It has been a bit since I've posted in an effort to try and distance myself from overdoing it so much in terms of online research, etc. My therapist has been on me to refrain from overwhelming myself with so much w/d info, etc. I understand his angle for sure but this site has provided alot of help and support for me.
I am 9.5 months out since being off Cymbalta now, and I've started a very slow taper of the Zyprexa that I was put on. I'm tapering the Zyprexa 5% every two weeks and will see how that goes. It will be an 18+ month taper and I started last month. To pick up from the last post above, I've managed to really only take the Ativan 1-2 times every week.
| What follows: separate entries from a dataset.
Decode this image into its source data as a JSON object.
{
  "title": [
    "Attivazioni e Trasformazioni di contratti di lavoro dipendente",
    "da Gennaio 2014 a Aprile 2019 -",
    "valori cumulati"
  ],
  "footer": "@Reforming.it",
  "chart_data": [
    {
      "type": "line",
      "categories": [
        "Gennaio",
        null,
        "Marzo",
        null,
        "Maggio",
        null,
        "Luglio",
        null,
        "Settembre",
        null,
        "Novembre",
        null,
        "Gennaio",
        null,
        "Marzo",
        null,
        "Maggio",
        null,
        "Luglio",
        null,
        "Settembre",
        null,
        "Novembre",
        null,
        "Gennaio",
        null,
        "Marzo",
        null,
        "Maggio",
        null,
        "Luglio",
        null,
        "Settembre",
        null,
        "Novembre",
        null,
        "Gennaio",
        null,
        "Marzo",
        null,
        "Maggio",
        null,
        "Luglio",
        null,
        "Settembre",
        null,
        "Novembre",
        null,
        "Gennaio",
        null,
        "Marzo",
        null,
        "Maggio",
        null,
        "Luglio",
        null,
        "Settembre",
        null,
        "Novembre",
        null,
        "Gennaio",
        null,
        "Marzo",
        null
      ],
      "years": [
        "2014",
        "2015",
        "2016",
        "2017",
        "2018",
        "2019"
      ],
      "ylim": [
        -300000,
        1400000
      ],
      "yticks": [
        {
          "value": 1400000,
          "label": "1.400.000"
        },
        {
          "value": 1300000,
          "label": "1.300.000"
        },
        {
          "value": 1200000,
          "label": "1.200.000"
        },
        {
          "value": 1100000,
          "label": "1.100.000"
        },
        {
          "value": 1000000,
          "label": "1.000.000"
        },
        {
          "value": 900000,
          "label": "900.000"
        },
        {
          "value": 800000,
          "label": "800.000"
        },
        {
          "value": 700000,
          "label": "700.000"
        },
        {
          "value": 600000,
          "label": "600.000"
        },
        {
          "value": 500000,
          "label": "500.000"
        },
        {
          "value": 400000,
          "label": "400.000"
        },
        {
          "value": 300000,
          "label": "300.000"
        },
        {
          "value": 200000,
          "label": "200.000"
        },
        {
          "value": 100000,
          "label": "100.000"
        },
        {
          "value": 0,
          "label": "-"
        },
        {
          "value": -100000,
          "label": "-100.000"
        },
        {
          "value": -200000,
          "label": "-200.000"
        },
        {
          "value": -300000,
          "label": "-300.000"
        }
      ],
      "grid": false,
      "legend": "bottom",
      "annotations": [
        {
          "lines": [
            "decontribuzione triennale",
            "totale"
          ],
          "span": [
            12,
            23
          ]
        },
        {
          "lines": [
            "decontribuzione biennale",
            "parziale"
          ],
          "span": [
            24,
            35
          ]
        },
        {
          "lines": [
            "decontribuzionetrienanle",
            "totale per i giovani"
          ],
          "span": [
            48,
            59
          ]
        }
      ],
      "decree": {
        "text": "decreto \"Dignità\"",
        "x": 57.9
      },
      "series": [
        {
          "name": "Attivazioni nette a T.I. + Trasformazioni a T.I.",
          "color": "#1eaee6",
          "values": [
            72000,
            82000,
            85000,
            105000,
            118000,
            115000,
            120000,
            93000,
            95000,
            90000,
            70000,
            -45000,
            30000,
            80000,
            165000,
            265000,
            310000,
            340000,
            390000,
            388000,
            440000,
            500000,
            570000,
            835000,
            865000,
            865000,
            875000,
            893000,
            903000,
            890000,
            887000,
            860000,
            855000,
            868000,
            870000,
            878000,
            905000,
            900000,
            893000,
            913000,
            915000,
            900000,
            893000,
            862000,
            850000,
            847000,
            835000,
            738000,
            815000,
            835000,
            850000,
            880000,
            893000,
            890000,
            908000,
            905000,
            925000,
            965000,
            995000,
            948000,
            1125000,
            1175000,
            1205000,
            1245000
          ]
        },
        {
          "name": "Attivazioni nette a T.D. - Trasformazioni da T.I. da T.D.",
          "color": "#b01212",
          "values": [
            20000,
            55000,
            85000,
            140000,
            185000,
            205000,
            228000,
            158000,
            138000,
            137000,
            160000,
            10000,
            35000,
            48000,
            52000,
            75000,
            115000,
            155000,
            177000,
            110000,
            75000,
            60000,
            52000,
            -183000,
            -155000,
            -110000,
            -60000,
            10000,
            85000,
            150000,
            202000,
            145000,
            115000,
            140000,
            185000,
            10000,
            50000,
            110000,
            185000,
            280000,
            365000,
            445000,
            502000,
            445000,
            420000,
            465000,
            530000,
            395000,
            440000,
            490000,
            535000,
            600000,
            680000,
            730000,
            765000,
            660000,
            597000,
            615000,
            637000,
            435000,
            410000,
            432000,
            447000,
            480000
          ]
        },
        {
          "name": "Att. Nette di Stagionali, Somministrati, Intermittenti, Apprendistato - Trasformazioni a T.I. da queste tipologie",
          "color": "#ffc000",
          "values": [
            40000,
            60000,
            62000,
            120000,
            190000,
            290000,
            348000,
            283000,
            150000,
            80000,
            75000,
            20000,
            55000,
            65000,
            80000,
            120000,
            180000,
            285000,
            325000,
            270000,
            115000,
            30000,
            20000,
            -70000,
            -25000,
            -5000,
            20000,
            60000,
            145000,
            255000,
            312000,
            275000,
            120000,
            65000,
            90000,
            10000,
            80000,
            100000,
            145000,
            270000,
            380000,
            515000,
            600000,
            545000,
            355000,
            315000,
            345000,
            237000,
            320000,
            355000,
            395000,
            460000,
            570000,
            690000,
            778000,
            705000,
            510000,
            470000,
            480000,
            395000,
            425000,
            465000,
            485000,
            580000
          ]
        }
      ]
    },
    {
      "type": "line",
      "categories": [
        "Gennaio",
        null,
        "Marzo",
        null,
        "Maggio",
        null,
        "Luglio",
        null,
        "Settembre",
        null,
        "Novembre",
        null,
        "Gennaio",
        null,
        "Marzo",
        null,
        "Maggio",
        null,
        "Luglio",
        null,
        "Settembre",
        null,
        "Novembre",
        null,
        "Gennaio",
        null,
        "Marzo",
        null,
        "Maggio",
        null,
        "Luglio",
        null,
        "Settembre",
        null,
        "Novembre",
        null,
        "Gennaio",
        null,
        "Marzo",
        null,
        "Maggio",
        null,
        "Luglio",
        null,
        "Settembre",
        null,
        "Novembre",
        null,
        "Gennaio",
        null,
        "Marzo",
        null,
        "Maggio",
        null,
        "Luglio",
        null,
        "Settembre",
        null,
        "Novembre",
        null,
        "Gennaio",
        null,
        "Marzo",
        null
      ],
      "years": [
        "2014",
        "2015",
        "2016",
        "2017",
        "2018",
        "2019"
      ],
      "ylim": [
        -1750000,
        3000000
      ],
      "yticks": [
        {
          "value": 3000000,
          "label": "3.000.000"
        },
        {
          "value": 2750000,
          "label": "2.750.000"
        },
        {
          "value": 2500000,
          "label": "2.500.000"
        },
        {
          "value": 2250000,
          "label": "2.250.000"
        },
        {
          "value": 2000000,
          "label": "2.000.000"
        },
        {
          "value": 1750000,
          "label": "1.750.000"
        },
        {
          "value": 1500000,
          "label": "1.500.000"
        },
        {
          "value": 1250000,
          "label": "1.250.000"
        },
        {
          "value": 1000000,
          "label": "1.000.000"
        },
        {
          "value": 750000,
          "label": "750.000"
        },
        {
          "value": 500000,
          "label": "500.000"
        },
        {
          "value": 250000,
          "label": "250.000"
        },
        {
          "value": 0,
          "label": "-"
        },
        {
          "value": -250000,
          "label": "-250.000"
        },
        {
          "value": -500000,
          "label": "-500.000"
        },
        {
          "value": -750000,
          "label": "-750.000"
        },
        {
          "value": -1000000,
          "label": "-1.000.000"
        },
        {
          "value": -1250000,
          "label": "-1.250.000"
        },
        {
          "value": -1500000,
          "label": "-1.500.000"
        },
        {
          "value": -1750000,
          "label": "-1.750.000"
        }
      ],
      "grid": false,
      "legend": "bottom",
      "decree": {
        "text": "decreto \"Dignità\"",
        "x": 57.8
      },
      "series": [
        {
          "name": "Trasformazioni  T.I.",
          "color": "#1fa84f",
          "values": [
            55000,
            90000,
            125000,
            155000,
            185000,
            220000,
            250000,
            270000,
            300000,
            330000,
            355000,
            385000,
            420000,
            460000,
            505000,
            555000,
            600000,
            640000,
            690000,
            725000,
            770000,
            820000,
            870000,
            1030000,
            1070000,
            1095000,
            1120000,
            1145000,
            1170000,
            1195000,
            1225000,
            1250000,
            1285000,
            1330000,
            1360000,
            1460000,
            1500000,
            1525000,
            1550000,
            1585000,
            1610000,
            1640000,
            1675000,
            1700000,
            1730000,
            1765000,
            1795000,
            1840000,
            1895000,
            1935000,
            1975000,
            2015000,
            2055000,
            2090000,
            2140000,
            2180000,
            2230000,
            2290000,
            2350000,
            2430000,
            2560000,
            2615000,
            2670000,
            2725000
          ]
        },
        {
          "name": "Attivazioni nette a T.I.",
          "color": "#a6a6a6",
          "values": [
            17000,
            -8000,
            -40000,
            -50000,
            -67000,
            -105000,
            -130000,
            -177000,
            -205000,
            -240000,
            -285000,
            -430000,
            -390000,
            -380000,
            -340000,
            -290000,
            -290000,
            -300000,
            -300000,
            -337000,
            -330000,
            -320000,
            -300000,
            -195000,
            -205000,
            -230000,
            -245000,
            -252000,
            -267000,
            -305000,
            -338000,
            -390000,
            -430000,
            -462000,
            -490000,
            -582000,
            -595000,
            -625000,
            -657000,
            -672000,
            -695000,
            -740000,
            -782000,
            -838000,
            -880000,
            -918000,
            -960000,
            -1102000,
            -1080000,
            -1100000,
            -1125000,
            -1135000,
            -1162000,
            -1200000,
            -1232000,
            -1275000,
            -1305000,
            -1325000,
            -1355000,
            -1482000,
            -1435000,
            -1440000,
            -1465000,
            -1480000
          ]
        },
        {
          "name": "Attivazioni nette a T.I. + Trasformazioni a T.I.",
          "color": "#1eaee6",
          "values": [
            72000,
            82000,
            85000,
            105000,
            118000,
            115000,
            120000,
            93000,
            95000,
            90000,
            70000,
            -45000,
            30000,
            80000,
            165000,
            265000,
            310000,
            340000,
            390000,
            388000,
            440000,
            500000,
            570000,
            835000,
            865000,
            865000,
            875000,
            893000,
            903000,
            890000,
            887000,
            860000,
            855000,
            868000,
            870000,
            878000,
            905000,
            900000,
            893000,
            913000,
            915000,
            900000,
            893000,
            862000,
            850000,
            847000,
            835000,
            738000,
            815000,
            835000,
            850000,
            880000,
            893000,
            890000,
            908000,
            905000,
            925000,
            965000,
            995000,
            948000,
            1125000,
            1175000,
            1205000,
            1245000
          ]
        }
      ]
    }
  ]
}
I went 2.5 weeks without any Ativan and didn't seem to notice any w/d related to it so I think I am safe (not dependent) on the Ativan.
That said, I am still battling things badly. My main symptoms are:
1. Severe Anxiety - My anxiety is still out of control and seems heaviest in the am and will dissipate a bit throughout the day. I am still struggling badly to keep things together at both work and at home. I take a very occasional Ativan or 50mg of Hydroxyzine which "might" help a touch. The ativan does help but I've refrained to taking maybe 1mg per week as I'm scared as hell of it.
2. Deep depression - I am really struggling with depression that is as bad (or worse) than it has ever been. A vast majority of the depression is due to my vision as nothing has improved. It has gotten a bit worse and some weird new symptoms have come up. My vision is very grainy when looking at walls or in any low light. This is along with the massive onset of floaters in both eyes. These are not just a few random floaters that go away here and there. These are constant and visible in any lighting condition and has made most activities very un-enjoyable. I have a hard time working due to the mess of floaters on my computer screen, watching TV, driving has gotten more difficult, any room with flouresecent lights makes it look like I'm hallucinating, and a sunny sky is brutal to look at. I can't get away from them and it is definitely driving a lot of both my anxiety and depression. It is embarrassing to have floaters wreak so much havoc but this is definitely a really intense case. I've been spending time with my therapist on trying to come to "acceptance" about this new vision normal which has been extremely difficult. As of now, there is nothing the doctors will do in order to help due to risks/complications.
3. Morning cortisol spikes - I am having a very difficult time with anxiety (almost panic attack) nearly every morning when I wake up. Like a big rush of panic as soon as I wake up and realize I am battling this extreme depression and anxiety still. This happens anywhere from 5-5:45am and it is very uncomfortable. I've read about the cortisol spikes in the morning as part of w/d but I'm sad that this is so strong at 9.5 months off and It is wearing me out.
4. OCD thoughts - this is basically what put me on Cymbalta in the first place last year. Now, I am constantly obsessing about Cymbalta w/d and why I am not improving faster as well as OCD about my vision. Fear is also a major issue. Scared of this w/d lasting too long, fear of losing my wife and kids, fear of my vision being like this forever, etc.
All said, the physical headaches and overall sick feeling has been a bit better. In most cases, my brain still feels like I have damaged it severely. I have some pretty decent times where I feel "okay" physically but my vision is dragging my mood down so much.
I don't really want it but I've been thinking about whether another SSRI would help the severe anxiety and depression. If you recall, the short introduction of prozac failed back in Dec and that is the last of an SSRI. At the time, my doctor said we'd try Lexapro next if the Prozac didn't work but we kind of dropped that discussion when I got dependent on Zyprexa.
At this point, I am really sad and scared that I've entered this new level of depression. I am scared that I can't do this on my own without possibly trying another SSRI. With that said, I'm so scared of how my body reacted to the Prozac that I don't want to get "kindled" if I tried to start a new SSRI.
I keep saying that at 9.5 months out, this could all still be Cymbalta w/d and that I will see steady improvement soon. I don't know what to believe anymore. I do know that this constant level of anxiety is really bad for my health. I am nervous about having a heart attack based on the extreme anxiety.